Em certa altura, alguns jogadoras realizaram uma tarefa que rendeu-lhes uma caixa. Nela, uma camiseta com um brócoli estampado na frente e um código atrás. Infiltrado na imagem do brócoli, a tag da RTZ. Esta pequena peça concentra um aspecto essencial de toda a história: a inteligência artificial vencera e dava as cartas, tá, tá, mas onde ela fosse, a RTZ estaria junto – irremediavelmente infiltrada. Metáfora para arte e para o espírito crítico intrínseco a toda inteligência não-artificial, a RTZ não era tanto um adversário declarado dos governos mancomunados quanto uma linhagem sem fim nem começo de cidadãos instigados. Para eles, imagino, viver mesmo se como um gato feroz ou aparentemente sorridente valia muito ou infinitamente mais do que apenas fazer parte de uma enorme ciranda sem sal nem franqueza. Perseguida pelas autoridades policiais e científicas, a RTZ que existia na rede oficial era apenas a projeção provocadora, e assim impegável, dos homens, mulheres e crianças que não se renderam. Espalhados bem para frente e bem para trás no tempo, e justamente por carecer de uma cartilha única, eles/elas multiplicavam-se e protegiam-se paralelamente, alternativamente, e mantinham vivas coisas como a música e a poesia (o que confundia tremendamente as autoridades, para quem música e poesia eram no máximo distrações sofisticadas, no que elas estavam certíssimas, mas daí ao prazer, ou mesmo ao sumiço completo de qualquer transtorno, isso não, impossível); suas crenças eram fáceis de expressar ou notar, e o aprendizado acontecia, milagrosamente, antes das linhas de comando, como num respirar.

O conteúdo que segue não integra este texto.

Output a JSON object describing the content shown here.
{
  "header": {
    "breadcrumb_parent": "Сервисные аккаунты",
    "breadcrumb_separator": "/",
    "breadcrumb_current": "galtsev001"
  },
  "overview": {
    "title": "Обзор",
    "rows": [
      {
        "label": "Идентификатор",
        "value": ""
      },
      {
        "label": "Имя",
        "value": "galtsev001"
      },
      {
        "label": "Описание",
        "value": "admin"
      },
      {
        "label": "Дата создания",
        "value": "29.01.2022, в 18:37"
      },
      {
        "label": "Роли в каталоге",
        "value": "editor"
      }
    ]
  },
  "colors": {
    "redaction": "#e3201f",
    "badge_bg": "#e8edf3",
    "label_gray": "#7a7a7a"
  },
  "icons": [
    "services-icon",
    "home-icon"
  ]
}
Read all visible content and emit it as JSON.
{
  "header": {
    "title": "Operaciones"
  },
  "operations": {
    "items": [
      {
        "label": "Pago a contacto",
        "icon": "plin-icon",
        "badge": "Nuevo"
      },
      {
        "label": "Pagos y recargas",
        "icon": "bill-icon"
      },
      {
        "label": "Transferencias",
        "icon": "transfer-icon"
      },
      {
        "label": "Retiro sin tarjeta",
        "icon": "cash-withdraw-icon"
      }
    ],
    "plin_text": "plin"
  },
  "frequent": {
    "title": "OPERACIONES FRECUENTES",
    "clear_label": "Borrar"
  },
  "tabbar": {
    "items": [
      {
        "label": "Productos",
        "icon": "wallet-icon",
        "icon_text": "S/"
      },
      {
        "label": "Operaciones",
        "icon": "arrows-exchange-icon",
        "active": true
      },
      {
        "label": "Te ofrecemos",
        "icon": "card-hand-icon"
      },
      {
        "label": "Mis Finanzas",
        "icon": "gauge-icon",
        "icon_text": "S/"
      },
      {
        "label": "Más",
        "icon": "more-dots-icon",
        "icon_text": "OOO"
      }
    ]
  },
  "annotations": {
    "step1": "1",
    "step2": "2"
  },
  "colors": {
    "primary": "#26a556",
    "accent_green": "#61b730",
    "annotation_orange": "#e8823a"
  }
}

Na época fui questionado: por que um brócoli e não uma pêra? Porque a pêra é doce, e o governo mancomunado é cruel, devo ter respondido, não me lembro. Lembro também que umas nutricionistas chegaram a se indignar: o que o brócoli te fez? Elas até tentaram se organizar para me atrapalhar, mas não deu certo. Quando se estuda roteiro, aprende-se: não deixe que as nutricionistas te atrapalhem, acredite em suas escolhas e, se preciso, seja arrogante. Foi o que fiz e aqui estou, cinco anos depois, vendendo mais criações textuais. Mas também não quero ser marcado como o cara que pegou deliberadamente no pé do brócoli. Brócoli, te curto, se você estiver ouvindo isso. Vamos torcer para que minha distopia não se realize. Caso contrário, espero te encontrar todo orgânico em qualquer sítio, em qualquer época, para um banquete conciliador.